Ritualizing Abortion
OLD DEITIES, NEW SACRAMENT
Once you recover from the shock of the first encounter, it seems obvious, even predict able. But the first encounter is disturbing and disorienting: You feel as if you are present in old Carthage at a sacrifice to Moloch, the eater of children.
I refer to the encounter with a new inspiration on the part of proabortionists, an inspiration wondrous in its simplicity and staggering in its implications. To the claims of prolifers that religion forbids abortion, proabortionists can respond with fervor that they, too, are religious, they, too, are believers, and abortion is a spiritual practice and a sacred ritual. Abortion is an act of worship: Deus — or dea — vult.
This inspiration seems to be the genuine belief of some, as we will see. But it is sure to be used by others as a rhetoric of convenience, as a tactic in their war to keep abortion safe, legal, and frequent. I fear it could prove a shrewd tactic, with a fair chance of success. In our culture, which is morally self-indulgent and religiously illiterate but spiritually ambitious and consumerist in outlook, ideologies are labeled “spiritual” for the same reason foods are labeled “natural”: The word draws customers to the product, and there are no enforceable standards for applying it.

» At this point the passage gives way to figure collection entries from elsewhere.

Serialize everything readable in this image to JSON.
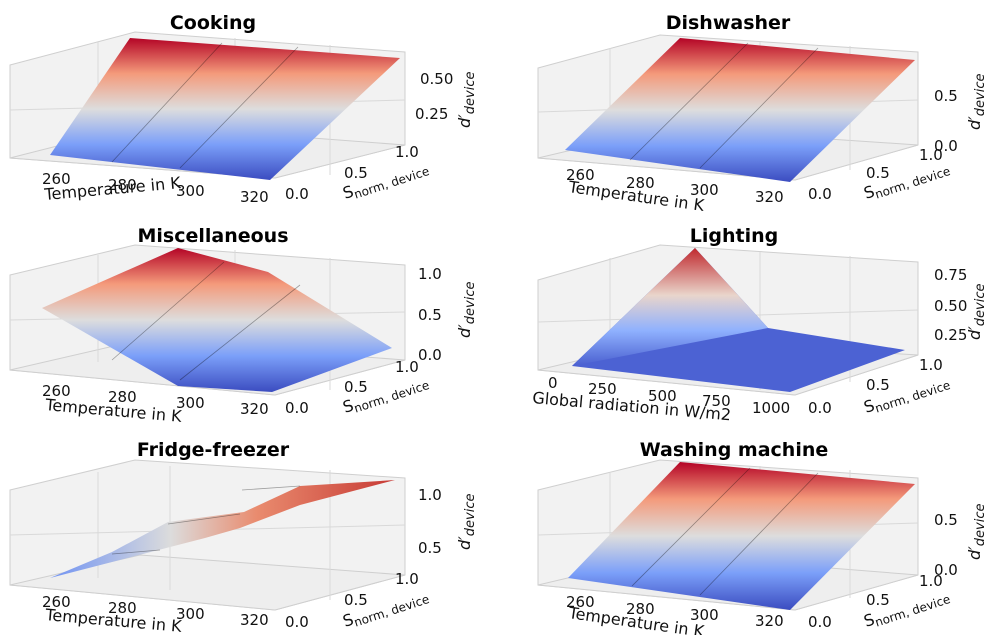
{
  "chart_data": [
    {
      "type": "surface",
      "title": "Cooking",
      "xlabel": "Temperature in K",
      "ylabel": "S",
      "ylabel_sub": "norm, device",
      "zlabel": "d′",
      "zlabel_sub": "device",
      "x_ticks": [
        "260",
        "280",
        "300",
        "320"
      ],
      "y_ticks": [
        "0.0",
        "0.5",
        "1.0"
      ],
      "z_ticks": [
        "0.25",
        "0.50"
      ],
      "x_range": [
        245,
        330
      ],
      "y_range": [
        0,
        1
      ],
      "z_range": [
        0,
        0.65
      ]
    },
    {
      "type": "surface",
      "title": "Dishwasher",
      "xlabel": "Temperature in K",
      "ylabel": "S",
      "ylabel_sub": "norm, device",
      "zlabel": "d′",
      "zlabel_sub": "device",
      "x_ticks": [
        "260",
        "280",
        "300",
        "320"
      ],
      "y_ticks": [
        "0.0",
        "0.5",
        "1.0"
      ],
      "z_ticks": [
        "0.0",
        "0.5"
      ],
      "x_range": [
        245,
        330
      ],
      "y_range": [
        0,
        1
      ],
      "z_range": [
        0,
        0.9
      ]
    },
    {
      "type": "surface",
      "title": "Miscellaneous",
      "xlabel": "Temperature in K",
      "ylabel": "S",
      "ylabel_sub": "norm, device",
      "zlabel": "d′",
      "zlabel_sub": "device",
      "x_ticks": [
        "260",
        "280",
        "300",
        "320"
      ],
      "y_ticks": [
        "0.0",
        "0.5",
        "1.0"
      ],
      "z_ticks": [
        "0.0",
        "0.5",
        "1.0"
      ],
      "x_range": [
        245,
        330
      ],
      "y_range": [
        0,
        1
      ],
      "z_range": [
        0,
        1.1
      ]
    },
    {
      "type": "surface",
      "title": "Lighting",
      "xlabel": "Global radiation in W/m2",
      "ylabel": "S",
      "ylabel_sub": "norm, device",
      "zlabel": "d′",
      "zlabel_sub": "device",
      "x_ticks": [
        "0",
        "250",
        "500",
        "750",
        "1000"
      ],
      "y_ticks": [
        "0.0",
        "0.5",
        "1.0"
      ],
      "z_ticks": [
        "0.25",
        "0.50",
        "0.75"
      ],
      "x_range": [
        0,
        1000
      ],
      "y_range": [
        0,
        1
      ],
      "z_range": [
        0,
        0.85
      ]
    },
    {
      "type": "surface",
      "title": "Fridge-freezer",
      "xlabel": "Temperature in K",
      "ylabel": "S",
      "ylabel_sub": "norm, device",
      "zlabel": "d′",
      "zlabel_sub": "device",
      "x_ticks": [
        "260",
        "280",
        "300",
        "320"
      ],
      "y_ticks": [
        "0.0",
        "0.5",
        "1.0"
      ],
      "z_ticks": [
        "0.5",
        "1.0"
      ],
      "x_range": [
        245,
        330
      ],
      "y_range": [
        0,
        1
      ],
      "z_range": [
        0.3,
        1.15
      ]
    },
    {
      "type": "surface",
      "title": "Washing machine",
      "xlabel": "Temperature in K",
      "ylabel": "S",
      "ylabel_sub": "norm, device",
      "zlabel": "d′",
      "zlabel_sub": "device",
      "x_ticks": [
        "260",
        "280",
        "300",
        "320"
      ],
      "y_ticks": [
        "0.0",
        "0.5",
        "1.0"
      ],
      "z_ticks": [
        "0.0",
        "0.5"
      ],
      "x_range": [
        245,
        330
      ],
      "y_range": [
        0,
        1
      ],
      "z_range": [
        0,
        0.9
      ]
    }
  ],
  "colormap": {
    "name": "coolwarm",
    "low": "#3b4cc0",
    "mid": "#dddddd",
    "high": "#b40426"
  }
}
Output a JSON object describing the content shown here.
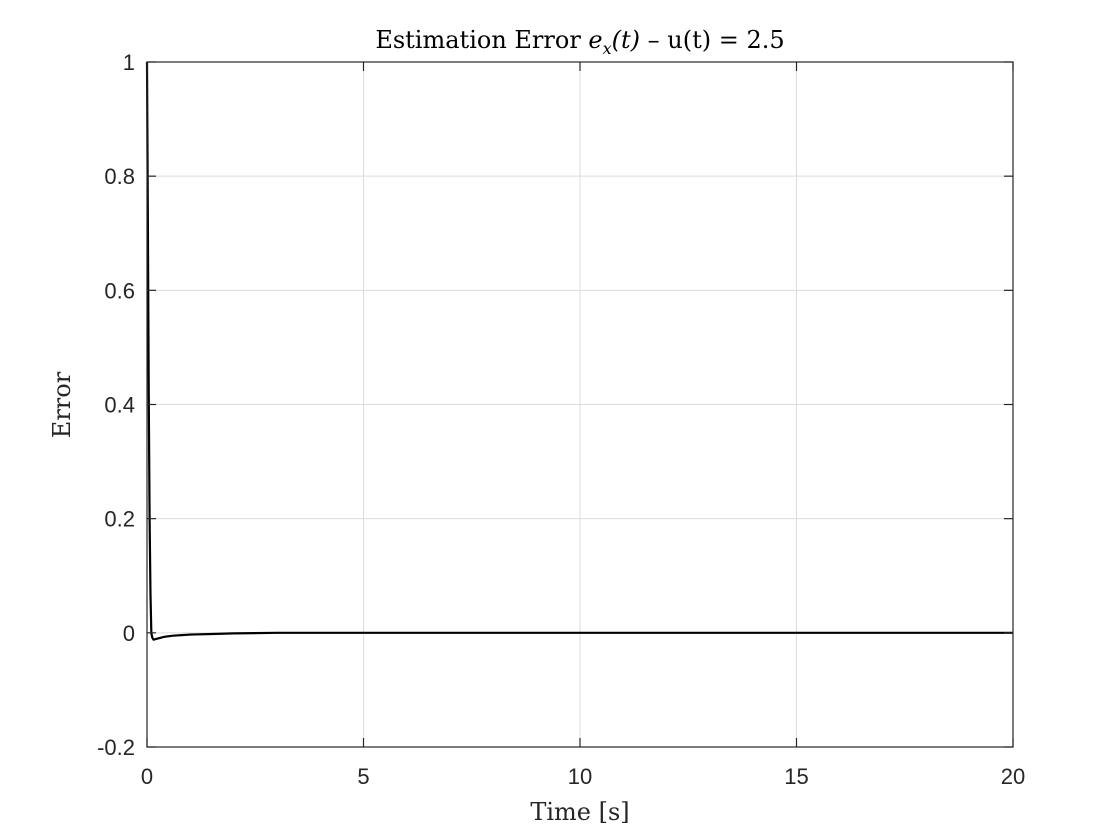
{
  "chart_data": {
    "type": "line",
    "title": "Estimation Error e_x(t) – u(t) = 2.5",
    "title_parts": {
      "prefix": "Estimation Error ",
      "var": "e",
      "sub": "x",
      "arg": "(t)",
      "suffix": " – u(t) = 2.5"
    },
    "xlabel": "Time [s]",
    "ylabel": "Error",
    "xlim": [
      0,
      20
    ],
    "ylim": [
      -0.2,
      1
    ],
    "xticks": [
      0,
      5,
      10,
      15,
      20
    ],
    "xtick_labels": [
      "0",
      "5",
      "10",
      "15",
      "20"
    ],
    "yticks": [
      -0.2,
      0,
      0.2,
      0.4,
      0.6,
      0.8,
      1
    ],
    "ytick_labels": [
      "-0.2",
      "0",
      "0.2",
      "0.4",
      "0.6",
      "0.8",
      "1"
    ],
    "grid": true,
    "series": [
      {
        "color": "#000000",
        "x": [
          0,
          0.02,
          0.04,
          0.06,
          0.08,
          0.1,
          0.12,
          0.15,
          0.2,
          0.3,
          0.4,
          0.6,
          0.8,
          1.0,
          1.5,
          2,
          3,
          5,
          10,
          15,
          20
        ],
        "y": [
          1,
          0.72,
          0.42,
          0.2,
          0.07,
          0.0,
          -0.008,
          -0.012,
          -0.011,
          -0.009,
          -0.007,
          -0.005,
          -0.004,
          -0.003,
          -0.002,
          -0.001,
          0.0,
          0.0,
          0.0,
          0.0,
          0.0
        ]
      }
    ]
  }
}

Since Americans, as a whole, continue to be surprisingly respectful of anything that calls itself religion, any co-opting of religious language by the proabortionists could reduce the momentum the prolife movement has built up in the past few years. At the least it could serve to confuse further the vast muddled middle of our countrymen who may not be sure if abortion is murder but who are fairly clear that government should not mess with anybody’s religion.